Era mais uma prova do quanto as pessoas podiam ser imbecis. Ayori viu imediatamente o que a astróloga talvez fosse – e muito provavelmente era, confiava em sua própria habilidade de ver o valor de uma peça. Melhor do que qualquer outra, melhor até do que as multifunções, Miyuki talvez fosse o que Ayori uma vez procurara com tanto afinco, inspirada a criar sua maior obra-prima: a peça perfeita. Quem quer que a tenha rejeitado só poderia ser um completo boçal.

A relojoeira aprendera com seu erro da última vez. Sua última peça perfeita, a que tentara usar à força, se quebrara sob pressão. Não faria a mesma coisa com essa. Seria... Gentil.

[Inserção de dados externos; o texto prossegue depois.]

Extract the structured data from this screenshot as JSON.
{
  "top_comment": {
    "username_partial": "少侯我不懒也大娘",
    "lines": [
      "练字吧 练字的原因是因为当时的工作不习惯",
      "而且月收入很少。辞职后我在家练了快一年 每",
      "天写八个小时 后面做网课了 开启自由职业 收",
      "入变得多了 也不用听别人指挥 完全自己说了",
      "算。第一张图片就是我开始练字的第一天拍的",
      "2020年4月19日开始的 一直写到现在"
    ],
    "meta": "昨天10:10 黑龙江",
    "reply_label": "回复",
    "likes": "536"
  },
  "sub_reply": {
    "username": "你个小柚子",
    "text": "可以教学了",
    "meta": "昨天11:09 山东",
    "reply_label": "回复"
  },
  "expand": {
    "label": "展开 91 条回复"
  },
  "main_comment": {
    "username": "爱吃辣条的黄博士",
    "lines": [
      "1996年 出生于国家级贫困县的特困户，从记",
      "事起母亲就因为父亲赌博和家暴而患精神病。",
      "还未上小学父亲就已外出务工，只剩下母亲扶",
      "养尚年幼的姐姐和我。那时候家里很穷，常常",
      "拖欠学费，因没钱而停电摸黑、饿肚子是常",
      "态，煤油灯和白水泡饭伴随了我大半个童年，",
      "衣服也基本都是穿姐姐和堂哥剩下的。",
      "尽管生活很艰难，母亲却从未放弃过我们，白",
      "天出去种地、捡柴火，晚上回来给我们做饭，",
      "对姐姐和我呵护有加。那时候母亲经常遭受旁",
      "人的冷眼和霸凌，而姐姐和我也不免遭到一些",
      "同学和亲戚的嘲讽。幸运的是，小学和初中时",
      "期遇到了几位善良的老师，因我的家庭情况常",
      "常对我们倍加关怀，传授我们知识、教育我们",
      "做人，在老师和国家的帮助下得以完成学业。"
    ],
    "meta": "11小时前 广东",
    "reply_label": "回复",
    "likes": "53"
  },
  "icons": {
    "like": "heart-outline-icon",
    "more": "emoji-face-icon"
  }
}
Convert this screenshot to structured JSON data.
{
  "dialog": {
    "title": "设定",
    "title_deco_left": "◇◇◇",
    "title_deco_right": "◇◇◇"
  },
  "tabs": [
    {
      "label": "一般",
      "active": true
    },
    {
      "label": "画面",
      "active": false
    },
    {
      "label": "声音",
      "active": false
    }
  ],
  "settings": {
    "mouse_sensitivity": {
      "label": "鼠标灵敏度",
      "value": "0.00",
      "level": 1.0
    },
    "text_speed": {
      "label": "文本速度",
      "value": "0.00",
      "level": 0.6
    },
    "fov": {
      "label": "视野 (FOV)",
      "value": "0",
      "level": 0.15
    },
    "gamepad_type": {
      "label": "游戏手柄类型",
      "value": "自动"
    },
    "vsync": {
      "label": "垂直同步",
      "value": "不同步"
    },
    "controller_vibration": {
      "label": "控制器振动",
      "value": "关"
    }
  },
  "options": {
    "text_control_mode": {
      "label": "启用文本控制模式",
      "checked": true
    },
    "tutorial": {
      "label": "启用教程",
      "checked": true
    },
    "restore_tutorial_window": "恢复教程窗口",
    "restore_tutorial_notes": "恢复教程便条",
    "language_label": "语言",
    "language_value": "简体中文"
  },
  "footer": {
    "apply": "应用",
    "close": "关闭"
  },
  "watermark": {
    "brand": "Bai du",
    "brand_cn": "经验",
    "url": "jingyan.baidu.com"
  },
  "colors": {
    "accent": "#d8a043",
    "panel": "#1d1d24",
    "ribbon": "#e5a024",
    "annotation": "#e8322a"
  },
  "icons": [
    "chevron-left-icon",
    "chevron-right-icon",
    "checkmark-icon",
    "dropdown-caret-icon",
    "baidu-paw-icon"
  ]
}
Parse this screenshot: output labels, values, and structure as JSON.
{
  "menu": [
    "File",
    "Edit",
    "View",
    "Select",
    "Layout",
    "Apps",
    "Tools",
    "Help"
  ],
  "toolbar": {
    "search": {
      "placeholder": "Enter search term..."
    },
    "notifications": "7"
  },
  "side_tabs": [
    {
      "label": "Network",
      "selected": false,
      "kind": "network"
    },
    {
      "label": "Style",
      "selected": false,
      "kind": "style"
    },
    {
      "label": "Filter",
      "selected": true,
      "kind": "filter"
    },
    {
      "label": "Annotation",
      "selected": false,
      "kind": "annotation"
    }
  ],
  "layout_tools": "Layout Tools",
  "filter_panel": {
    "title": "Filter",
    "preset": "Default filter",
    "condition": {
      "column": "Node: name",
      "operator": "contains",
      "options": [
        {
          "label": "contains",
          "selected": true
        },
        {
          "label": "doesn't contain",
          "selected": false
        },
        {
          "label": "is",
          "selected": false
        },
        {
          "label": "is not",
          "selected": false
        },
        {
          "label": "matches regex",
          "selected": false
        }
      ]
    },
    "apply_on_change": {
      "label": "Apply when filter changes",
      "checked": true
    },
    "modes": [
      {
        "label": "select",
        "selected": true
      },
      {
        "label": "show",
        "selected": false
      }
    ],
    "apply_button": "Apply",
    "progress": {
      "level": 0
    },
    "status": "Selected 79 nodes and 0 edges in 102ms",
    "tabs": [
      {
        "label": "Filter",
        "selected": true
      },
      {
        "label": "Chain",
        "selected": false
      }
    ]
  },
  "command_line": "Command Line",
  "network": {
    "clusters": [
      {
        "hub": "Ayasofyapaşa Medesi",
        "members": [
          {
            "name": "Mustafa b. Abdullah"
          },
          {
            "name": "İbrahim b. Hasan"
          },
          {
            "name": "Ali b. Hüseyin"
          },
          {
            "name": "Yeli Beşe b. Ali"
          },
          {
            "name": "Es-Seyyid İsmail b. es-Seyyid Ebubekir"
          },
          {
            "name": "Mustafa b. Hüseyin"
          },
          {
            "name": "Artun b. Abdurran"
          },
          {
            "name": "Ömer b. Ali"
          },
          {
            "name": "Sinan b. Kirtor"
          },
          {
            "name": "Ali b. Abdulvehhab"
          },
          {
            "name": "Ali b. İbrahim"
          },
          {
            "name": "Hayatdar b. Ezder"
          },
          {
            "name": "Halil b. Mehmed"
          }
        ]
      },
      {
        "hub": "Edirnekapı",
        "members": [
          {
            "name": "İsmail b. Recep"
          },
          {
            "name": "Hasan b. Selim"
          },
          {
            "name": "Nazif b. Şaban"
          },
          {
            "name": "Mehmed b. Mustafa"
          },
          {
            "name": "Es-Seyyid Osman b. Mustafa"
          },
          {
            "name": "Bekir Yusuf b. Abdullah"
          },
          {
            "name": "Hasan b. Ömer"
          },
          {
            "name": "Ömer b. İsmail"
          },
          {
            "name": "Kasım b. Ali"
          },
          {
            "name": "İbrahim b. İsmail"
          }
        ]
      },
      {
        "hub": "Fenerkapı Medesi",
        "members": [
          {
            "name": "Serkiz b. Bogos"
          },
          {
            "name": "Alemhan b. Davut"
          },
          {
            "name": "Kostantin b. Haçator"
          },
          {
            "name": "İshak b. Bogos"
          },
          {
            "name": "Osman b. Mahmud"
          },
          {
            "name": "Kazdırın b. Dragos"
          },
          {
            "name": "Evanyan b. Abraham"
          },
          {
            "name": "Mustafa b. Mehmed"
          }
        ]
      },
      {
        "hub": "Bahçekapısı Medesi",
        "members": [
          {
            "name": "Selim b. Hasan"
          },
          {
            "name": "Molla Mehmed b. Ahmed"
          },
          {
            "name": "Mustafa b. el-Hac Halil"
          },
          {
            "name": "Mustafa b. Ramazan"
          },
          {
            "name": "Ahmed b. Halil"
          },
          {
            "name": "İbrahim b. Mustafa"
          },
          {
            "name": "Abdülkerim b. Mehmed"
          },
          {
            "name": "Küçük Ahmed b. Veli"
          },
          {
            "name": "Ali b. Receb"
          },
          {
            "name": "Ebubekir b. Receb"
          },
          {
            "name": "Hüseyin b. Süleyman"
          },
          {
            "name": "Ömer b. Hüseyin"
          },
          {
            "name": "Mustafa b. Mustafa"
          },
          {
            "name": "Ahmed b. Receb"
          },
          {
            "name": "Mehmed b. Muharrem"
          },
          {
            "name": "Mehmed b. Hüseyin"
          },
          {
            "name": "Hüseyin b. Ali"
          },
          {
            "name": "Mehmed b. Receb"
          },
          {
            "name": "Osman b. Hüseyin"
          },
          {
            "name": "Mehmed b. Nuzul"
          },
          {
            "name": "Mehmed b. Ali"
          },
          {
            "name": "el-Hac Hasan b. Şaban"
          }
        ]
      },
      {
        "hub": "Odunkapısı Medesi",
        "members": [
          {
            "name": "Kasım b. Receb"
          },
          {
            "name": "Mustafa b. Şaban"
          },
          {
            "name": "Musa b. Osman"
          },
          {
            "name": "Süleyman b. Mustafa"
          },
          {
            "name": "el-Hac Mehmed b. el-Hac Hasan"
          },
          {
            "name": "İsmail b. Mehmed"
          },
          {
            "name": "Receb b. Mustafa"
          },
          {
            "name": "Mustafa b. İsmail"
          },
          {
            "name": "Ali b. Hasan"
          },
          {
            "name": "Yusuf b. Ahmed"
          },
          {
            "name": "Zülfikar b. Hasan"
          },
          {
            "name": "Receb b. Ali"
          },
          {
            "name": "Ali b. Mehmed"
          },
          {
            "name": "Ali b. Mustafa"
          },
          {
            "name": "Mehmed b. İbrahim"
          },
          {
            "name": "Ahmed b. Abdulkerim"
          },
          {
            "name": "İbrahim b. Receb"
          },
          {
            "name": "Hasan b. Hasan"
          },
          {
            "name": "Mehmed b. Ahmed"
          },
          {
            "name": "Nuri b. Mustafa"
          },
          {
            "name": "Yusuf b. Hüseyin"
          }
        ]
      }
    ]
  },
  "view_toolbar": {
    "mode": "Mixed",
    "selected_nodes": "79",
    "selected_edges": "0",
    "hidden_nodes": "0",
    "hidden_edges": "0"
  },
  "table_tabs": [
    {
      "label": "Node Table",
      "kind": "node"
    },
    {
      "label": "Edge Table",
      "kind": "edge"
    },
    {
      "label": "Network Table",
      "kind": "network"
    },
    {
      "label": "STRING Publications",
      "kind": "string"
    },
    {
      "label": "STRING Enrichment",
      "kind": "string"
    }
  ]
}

Começou a ir às aulas. Conversar com os outros. Conversar com ela. Ayori era direta e podia ser intimidadora, mas com Miyuki, era divertida também, e amável, atenciosa. Em algumas semanas, sabia que tinha conquistado-a, ao menos sua confiança, e a chamou para sair. Ela aceitou.

Não saíram da escola. Foram ao próprio refeitório, em dia de feriado. O único parente vivo de Ayori morava na Inglaterra, e Miyuki parecia relutante em voltar para casa – onde teria que rever a mãe – então ambas ficaram pela escola no recesso.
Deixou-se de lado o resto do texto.